Running Tcl Procedures from Cisco IOS CLI

Starting in IOS release 12.3(2)T, Tcl shell is accessible from the command line interface with the tclsh command. After entering this command, you get the Router(tcl)# prompt and can enter individual Tcl commands (the help is confusing, though – you get help on exec-mode commands, but none of them work).
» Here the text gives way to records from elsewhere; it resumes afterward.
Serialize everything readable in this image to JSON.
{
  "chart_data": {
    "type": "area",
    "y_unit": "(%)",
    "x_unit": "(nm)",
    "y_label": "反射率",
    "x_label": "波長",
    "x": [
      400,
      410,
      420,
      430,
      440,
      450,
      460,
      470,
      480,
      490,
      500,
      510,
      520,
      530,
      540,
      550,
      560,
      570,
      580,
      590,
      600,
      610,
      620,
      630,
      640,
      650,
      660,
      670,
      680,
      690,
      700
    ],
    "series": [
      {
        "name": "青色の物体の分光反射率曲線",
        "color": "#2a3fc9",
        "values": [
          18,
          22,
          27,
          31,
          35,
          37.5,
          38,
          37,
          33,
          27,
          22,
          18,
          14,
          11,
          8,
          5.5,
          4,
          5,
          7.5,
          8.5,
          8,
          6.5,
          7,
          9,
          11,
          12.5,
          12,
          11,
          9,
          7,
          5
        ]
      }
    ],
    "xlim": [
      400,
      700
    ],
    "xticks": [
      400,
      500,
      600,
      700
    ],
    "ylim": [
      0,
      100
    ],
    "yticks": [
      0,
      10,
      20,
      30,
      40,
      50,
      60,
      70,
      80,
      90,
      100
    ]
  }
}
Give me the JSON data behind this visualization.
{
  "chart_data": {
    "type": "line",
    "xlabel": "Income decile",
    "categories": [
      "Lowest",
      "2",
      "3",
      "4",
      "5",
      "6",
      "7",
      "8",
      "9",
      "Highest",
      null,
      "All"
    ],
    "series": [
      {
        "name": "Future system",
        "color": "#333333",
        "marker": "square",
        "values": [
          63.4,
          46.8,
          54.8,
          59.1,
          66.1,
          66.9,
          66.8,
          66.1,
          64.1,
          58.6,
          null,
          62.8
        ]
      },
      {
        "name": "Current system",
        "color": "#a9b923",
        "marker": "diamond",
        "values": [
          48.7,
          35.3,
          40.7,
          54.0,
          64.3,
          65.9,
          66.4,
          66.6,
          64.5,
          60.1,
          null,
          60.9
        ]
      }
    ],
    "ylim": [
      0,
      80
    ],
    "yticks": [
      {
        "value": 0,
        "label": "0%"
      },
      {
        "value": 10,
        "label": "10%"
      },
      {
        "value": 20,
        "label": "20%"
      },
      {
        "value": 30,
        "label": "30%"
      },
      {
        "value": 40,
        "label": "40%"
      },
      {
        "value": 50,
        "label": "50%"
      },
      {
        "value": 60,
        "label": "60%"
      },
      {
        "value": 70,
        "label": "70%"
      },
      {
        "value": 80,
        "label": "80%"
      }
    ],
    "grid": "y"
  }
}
What the documentation fails to tell you, though, is that you can specify a file name (actually an IFS URL) as the parameter to the tclsh command to execute the Tcl commands in that file. The file can be local (stored in flash or even NVRAM) or remote, in which case the router downloads the file and executes it. For example, if you store a simple helloWorld.tcl file …

puts "hello world";

… on an external TFTP server and execute it with the tclsh tftp://10.0.0.10/helloWorld.tcl command, you’ll get the “famous” printout:

Router#tclsh tftp://10.0.0.10/helloWorld.tcl
Loading helloWorld.tcl from 10.0.0.10 (via FastEthernet0/0): !
[OK - 20 bytes]
hello, world

2 comments:

  1. do you now how to pass a script as a argument?
    i need somethig like
    tclsh "wait 5000"
  2. Worst case: write a Tclsh script that executes its first argument.